In court, the airline's lawyers had suggested that passengers were exaggerating about their emotional injuries.

"The point is that all of the people here continue to do what they did before," the airline's lawyer, George N. Tompkins 3d, told the jury on Thursday.

"They have a memory of this incident - of course they do," he said. "Everybody who has ever been involved in an accident is going to have a memory of it."

But the difference under the law, he added, was, "How has it affected their life?"

Kreindler and his co-counsel, Daniel O. Rose, did not deny that the passengers had continued with their lives, with some even flying again, but they said each had been emotionally scarred, particularly the three children among the plaintiffs.

Another passenger, Nancy Spielberg, who was flying with her two daughters, Jessica, 6, and Melissa, 2, agreed.

"Letting my children heal is the most important thing for me," Ms. Spielberg said yesterday. "Money is not what drives me here."

Ms. Spielberg, the sister of the film maker Steven Spielberg, had told the jury of the horror of "bodies flying everywhere" as the plane pitched and dove, including Jessica, whom she grabbed by the ankle.

"I wasn't going to let go of my baby," Ms. Spielberg said. She said she desperately guided her child back into her row as the plane lurched again.

"I just knew that we were going to die," she said, recalling that she looked behind her, where Melissa and their nanny had been seated, and saw neither; they were screaming and crying on the floor.
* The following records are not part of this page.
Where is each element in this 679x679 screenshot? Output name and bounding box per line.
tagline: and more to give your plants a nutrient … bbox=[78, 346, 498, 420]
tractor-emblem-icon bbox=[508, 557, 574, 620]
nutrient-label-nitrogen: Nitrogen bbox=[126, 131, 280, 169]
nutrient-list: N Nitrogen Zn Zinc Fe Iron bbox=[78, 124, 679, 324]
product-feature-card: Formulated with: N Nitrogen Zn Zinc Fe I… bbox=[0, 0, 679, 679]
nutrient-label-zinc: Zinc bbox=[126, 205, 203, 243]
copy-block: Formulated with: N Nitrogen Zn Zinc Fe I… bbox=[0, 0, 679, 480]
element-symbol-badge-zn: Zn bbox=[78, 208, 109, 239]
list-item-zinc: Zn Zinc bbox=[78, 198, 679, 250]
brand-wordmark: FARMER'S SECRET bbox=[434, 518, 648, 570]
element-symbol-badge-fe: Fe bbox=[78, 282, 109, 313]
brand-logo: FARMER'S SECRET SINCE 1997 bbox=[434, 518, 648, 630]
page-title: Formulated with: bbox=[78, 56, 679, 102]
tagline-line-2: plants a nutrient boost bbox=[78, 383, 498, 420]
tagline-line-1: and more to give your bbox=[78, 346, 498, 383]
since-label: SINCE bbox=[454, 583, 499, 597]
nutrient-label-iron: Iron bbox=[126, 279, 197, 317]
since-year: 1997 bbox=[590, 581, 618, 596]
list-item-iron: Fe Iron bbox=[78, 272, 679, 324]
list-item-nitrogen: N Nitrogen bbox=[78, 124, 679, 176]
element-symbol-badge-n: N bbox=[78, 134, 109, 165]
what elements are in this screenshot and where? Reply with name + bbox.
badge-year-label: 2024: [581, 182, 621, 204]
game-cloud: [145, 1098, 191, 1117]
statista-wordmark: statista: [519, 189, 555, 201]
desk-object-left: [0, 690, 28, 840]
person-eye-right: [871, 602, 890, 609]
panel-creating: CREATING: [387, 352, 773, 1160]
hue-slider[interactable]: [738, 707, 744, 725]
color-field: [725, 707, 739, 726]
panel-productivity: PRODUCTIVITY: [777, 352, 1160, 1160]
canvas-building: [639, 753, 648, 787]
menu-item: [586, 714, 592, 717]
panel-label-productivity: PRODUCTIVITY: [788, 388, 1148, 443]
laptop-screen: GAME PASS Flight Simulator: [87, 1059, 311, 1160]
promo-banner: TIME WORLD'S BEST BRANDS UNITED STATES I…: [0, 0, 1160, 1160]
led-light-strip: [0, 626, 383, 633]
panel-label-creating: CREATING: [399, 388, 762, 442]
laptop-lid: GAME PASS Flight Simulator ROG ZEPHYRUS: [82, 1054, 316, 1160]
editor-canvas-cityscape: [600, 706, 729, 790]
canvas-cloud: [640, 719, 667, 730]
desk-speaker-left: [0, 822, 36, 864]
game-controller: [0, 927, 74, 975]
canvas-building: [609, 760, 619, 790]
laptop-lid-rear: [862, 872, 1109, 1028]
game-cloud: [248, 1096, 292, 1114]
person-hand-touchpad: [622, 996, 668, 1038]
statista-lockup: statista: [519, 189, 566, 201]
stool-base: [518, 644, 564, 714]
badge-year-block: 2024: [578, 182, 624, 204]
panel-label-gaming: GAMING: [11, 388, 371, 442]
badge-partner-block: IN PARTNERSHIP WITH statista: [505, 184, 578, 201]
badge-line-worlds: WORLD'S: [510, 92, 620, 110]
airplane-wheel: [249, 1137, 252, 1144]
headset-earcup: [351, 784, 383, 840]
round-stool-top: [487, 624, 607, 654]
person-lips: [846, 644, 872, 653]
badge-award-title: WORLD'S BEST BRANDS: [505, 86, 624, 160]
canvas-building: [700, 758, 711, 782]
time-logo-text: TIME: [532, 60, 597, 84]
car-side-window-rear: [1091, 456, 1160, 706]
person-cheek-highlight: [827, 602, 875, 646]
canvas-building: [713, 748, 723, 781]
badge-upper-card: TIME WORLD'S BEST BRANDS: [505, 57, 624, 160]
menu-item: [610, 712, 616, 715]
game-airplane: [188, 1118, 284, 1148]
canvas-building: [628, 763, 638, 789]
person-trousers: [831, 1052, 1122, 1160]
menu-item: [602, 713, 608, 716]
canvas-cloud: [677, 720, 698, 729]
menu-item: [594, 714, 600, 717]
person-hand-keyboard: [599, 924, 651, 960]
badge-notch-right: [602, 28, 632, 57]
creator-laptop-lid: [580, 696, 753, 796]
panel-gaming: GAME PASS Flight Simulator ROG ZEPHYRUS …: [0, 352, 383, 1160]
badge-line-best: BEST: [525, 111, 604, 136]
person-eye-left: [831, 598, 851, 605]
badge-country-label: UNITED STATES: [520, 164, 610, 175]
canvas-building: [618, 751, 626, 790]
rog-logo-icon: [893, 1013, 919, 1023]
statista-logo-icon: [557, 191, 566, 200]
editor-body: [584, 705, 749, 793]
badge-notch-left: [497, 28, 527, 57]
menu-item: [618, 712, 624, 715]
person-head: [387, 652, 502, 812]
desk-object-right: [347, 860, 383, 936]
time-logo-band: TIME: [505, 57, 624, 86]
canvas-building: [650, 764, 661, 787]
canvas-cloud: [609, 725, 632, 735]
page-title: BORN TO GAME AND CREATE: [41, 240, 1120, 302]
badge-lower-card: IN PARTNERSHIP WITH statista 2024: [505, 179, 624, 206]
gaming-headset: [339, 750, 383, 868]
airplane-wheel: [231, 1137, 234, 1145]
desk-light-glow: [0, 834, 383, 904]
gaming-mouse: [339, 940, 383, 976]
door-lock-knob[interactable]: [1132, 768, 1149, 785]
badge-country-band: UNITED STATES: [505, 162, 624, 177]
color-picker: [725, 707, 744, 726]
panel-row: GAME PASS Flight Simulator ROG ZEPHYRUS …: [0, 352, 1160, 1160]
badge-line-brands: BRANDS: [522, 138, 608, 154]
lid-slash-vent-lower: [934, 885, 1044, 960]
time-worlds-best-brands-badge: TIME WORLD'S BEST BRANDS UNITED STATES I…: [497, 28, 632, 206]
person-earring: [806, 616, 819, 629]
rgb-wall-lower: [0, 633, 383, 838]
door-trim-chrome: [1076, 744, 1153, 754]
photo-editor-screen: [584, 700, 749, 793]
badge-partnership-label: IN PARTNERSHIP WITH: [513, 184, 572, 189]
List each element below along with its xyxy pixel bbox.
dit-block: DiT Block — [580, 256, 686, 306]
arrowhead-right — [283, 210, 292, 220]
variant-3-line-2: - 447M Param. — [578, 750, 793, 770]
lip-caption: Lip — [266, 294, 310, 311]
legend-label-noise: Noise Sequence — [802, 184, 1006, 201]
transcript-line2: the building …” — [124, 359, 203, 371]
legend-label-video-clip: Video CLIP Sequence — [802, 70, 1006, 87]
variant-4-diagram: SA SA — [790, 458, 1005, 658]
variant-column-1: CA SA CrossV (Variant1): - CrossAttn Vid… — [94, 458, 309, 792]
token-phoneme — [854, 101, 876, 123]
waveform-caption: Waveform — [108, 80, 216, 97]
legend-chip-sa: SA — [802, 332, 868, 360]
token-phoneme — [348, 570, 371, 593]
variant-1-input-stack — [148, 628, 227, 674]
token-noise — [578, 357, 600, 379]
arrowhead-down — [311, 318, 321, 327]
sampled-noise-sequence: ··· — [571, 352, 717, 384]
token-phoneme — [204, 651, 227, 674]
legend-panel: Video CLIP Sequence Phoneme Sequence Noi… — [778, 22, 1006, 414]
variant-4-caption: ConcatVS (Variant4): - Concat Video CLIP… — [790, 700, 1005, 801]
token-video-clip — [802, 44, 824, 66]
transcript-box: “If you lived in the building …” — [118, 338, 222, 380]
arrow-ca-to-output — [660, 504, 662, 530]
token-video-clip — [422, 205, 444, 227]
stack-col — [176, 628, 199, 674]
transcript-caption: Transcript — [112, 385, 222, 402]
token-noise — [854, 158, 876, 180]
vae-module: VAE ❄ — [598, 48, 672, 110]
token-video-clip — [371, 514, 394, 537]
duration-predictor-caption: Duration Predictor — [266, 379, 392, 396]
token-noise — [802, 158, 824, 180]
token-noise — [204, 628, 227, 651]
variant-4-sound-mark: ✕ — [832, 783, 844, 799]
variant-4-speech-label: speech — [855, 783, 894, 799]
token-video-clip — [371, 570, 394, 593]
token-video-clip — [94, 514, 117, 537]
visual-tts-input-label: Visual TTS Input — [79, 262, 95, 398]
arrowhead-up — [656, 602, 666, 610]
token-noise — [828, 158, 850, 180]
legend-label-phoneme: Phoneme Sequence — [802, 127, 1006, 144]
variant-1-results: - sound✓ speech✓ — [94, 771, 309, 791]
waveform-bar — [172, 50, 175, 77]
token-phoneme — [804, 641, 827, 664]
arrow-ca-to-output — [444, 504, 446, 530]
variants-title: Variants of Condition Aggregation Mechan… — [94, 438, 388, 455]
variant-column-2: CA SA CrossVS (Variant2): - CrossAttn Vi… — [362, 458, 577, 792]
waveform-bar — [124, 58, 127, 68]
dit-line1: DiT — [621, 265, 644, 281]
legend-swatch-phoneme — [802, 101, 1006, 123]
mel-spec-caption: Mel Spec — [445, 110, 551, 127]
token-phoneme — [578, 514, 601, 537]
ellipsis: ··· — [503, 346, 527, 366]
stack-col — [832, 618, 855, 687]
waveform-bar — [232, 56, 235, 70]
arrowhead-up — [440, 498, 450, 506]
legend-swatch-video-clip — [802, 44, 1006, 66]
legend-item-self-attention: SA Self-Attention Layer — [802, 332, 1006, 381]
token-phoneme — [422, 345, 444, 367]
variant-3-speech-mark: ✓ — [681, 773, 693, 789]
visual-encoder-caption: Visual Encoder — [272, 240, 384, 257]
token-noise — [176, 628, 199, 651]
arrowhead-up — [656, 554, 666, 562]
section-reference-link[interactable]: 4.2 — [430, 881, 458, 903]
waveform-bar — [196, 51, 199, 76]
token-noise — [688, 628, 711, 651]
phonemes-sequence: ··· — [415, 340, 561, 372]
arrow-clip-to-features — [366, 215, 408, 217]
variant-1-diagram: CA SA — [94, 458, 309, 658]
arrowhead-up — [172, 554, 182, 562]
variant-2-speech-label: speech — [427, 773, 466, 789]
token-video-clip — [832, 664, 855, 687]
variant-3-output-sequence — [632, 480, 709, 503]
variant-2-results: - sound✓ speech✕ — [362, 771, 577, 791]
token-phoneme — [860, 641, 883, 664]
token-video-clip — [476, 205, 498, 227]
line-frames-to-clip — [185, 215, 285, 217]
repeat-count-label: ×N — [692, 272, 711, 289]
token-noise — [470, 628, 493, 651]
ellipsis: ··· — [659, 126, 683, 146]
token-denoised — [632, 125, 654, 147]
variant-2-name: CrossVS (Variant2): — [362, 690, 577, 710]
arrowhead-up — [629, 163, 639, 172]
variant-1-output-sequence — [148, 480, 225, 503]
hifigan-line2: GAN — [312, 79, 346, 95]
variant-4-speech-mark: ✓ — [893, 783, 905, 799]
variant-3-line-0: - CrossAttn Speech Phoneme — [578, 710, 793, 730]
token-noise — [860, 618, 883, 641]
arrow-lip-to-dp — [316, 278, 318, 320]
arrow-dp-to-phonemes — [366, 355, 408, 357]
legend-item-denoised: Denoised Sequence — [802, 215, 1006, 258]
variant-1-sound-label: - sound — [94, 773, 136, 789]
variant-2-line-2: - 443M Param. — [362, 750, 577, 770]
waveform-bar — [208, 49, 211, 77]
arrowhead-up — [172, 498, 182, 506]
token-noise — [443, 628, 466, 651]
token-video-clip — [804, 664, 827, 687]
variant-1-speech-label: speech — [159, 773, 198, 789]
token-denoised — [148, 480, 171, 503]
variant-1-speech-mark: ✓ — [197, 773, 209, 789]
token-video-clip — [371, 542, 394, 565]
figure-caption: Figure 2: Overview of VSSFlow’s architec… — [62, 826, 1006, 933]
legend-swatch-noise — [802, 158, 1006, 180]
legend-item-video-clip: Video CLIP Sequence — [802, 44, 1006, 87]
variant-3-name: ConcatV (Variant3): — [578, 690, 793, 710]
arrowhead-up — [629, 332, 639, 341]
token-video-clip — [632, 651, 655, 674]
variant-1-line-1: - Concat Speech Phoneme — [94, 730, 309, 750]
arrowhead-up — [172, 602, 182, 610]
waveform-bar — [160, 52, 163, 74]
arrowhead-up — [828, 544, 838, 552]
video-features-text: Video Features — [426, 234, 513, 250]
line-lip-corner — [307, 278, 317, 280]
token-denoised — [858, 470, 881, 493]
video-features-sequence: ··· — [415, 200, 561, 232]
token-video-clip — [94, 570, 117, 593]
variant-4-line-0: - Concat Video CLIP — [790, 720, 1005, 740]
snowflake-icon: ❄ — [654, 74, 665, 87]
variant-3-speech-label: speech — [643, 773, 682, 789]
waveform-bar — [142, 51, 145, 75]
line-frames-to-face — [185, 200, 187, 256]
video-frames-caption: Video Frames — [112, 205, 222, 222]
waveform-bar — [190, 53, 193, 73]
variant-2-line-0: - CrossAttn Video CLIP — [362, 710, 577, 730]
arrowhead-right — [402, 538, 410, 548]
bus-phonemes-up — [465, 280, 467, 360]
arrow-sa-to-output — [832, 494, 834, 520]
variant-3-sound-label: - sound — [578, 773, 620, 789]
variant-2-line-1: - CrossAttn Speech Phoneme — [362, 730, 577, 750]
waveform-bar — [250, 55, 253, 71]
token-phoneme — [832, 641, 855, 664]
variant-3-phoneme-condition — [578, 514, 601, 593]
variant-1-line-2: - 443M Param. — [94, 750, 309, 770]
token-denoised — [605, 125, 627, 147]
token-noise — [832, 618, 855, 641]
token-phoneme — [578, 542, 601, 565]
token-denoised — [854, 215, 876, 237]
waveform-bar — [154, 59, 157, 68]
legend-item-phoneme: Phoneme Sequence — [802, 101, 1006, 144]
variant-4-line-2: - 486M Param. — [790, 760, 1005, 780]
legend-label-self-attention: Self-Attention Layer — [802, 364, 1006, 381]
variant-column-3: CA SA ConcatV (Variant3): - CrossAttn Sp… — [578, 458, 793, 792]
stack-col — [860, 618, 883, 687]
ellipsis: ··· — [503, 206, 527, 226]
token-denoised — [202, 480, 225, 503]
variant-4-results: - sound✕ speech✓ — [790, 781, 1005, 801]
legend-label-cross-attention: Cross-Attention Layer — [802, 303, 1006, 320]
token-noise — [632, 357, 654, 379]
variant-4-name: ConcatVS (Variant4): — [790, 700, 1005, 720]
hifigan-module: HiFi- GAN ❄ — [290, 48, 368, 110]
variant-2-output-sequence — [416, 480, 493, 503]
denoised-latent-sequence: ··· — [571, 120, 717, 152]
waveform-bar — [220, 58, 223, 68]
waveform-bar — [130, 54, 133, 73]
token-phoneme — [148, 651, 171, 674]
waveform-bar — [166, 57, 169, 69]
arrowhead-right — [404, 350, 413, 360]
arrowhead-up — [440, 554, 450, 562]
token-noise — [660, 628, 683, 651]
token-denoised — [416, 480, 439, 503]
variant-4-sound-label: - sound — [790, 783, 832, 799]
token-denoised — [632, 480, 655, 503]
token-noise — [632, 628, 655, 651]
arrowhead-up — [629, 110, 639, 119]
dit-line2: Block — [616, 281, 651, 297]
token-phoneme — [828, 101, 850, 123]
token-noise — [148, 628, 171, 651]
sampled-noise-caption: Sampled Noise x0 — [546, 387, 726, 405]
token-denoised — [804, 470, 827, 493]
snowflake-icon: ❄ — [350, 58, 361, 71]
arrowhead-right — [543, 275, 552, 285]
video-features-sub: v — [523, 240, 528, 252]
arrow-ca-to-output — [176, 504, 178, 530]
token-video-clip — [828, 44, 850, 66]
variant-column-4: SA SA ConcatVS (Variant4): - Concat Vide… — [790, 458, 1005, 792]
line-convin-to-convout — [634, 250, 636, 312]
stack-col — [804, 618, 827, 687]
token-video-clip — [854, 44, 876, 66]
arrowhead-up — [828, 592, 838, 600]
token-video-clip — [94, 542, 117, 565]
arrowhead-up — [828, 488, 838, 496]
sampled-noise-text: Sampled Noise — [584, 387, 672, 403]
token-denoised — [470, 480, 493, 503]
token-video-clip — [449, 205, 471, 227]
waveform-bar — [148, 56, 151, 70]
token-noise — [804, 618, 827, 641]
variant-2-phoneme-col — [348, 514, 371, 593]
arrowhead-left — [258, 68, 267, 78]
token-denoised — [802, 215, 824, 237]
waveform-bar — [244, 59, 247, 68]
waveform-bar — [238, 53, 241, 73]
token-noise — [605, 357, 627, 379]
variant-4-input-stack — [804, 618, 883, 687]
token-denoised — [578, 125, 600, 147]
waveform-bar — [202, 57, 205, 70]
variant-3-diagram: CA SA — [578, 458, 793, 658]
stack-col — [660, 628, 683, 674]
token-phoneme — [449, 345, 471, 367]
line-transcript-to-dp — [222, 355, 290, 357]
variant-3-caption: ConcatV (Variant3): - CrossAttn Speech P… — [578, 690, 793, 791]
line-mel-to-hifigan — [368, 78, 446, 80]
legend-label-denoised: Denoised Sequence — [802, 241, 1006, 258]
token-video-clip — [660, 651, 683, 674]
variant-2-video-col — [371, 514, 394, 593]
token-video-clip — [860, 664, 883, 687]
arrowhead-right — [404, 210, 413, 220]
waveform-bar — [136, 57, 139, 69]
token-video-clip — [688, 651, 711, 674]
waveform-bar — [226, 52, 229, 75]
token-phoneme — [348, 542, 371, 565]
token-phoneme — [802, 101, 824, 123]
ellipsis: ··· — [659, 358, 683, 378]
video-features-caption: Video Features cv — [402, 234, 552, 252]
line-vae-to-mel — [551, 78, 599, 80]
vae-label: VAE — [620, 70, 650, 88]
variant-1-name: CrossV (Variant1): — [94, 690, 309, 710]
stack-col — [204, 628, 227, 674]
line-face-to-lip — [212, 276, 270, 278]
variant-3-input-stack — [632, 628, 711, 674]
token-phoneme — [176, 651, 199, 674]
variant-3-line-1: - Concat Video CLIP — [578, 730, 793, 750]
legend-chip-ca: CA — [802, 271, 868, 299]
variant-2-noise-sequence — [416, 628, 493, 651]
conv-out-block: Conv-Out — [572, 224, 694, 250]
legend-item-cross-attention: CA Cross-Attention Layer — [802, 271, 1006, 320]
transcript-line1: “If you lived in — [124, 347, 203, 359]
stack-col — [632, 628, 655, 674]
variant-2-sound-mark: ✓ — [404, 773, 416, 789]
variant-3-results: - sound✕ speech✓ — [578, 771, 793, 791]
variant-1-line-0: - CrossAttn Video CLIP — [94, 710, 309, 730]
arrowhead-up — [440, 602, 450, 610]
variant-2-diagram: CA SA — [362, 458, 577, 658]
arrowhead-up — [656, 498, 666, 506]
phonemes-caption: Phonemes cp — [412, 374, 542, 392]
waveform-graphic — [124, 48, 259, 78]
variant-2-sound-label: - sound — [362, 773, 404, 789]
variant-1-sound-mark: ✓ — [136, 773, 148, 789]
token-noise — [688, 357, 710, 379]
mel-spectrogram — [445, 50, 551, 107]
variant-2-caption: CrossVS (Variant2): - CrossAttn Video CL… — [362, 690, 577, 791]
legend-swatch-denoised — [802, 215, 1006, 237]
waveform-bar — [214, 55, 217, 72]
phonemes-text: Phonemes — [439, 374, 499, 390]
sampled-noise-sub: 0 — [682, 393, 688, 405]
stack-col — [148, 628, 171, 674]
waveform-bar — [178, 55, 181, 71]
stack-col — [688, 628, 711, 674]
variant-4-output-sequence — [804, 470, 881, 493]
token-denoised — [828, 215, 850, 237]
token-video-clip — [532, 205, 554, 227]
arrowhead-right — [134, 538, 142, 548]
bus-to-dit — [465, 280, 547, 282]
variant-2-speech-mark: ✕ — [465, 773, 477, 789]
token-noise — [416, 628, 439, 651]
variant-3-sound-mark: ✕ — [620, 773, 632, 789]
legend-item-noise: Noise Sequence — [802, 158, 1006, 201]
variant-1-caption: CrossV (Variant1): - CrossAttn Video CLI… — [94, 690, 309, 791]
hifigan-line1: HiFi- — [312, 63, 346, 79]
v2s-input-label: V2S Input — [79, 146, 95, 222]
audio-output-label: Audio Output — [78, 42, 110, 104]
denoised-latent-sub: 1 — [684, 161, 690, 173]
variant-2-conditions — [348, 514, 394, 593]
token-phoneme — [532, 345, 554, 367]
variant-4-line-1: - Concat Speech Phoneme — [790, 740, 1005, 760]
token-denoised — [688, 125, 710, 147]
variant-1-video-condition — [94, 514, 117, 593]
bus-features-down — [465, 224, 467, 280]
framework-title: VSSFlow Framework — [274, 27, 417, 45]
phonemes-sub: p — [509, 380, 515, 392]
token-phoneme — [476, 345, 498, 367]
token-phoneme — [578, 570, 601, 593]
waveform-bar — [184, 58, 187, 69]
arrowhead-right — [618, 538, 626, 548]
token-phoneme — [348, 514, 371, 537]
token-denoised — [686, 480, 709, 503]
"I remember thinking at that moment that there is no God," Ms. Spielberg told the jury, "and there is nobody that's going to save us. And to me, that was probably one of the saddest moments in my life."

After the turbulence ended, she said, her 2-year-old, normally a lively child, "curled up into a ball and just laid there very quiet, but too quiet."

She said her older daughter was hysterical and hyperventilating.

In the trial, the airline disputed the contention that the turbulence had lasted nearly half a minute, arguing that it could have been much shorter. A report of the airline said that the severe turbulence lasted five to eight seconds and that the pilot had reported rapid vertical movements.

But the passengers made it sound as if they felt it would never end. Garry Bonner of Hackensack, N.J., a singer who was a co-writer of "Happy Together" for the Turtles, testified that the plane rose and fell repeatedly, and then made a dive, as if it had lost power and was falling out of the sky.

"Everybody started gasping for breath," he said. "I could hear everybody gasping."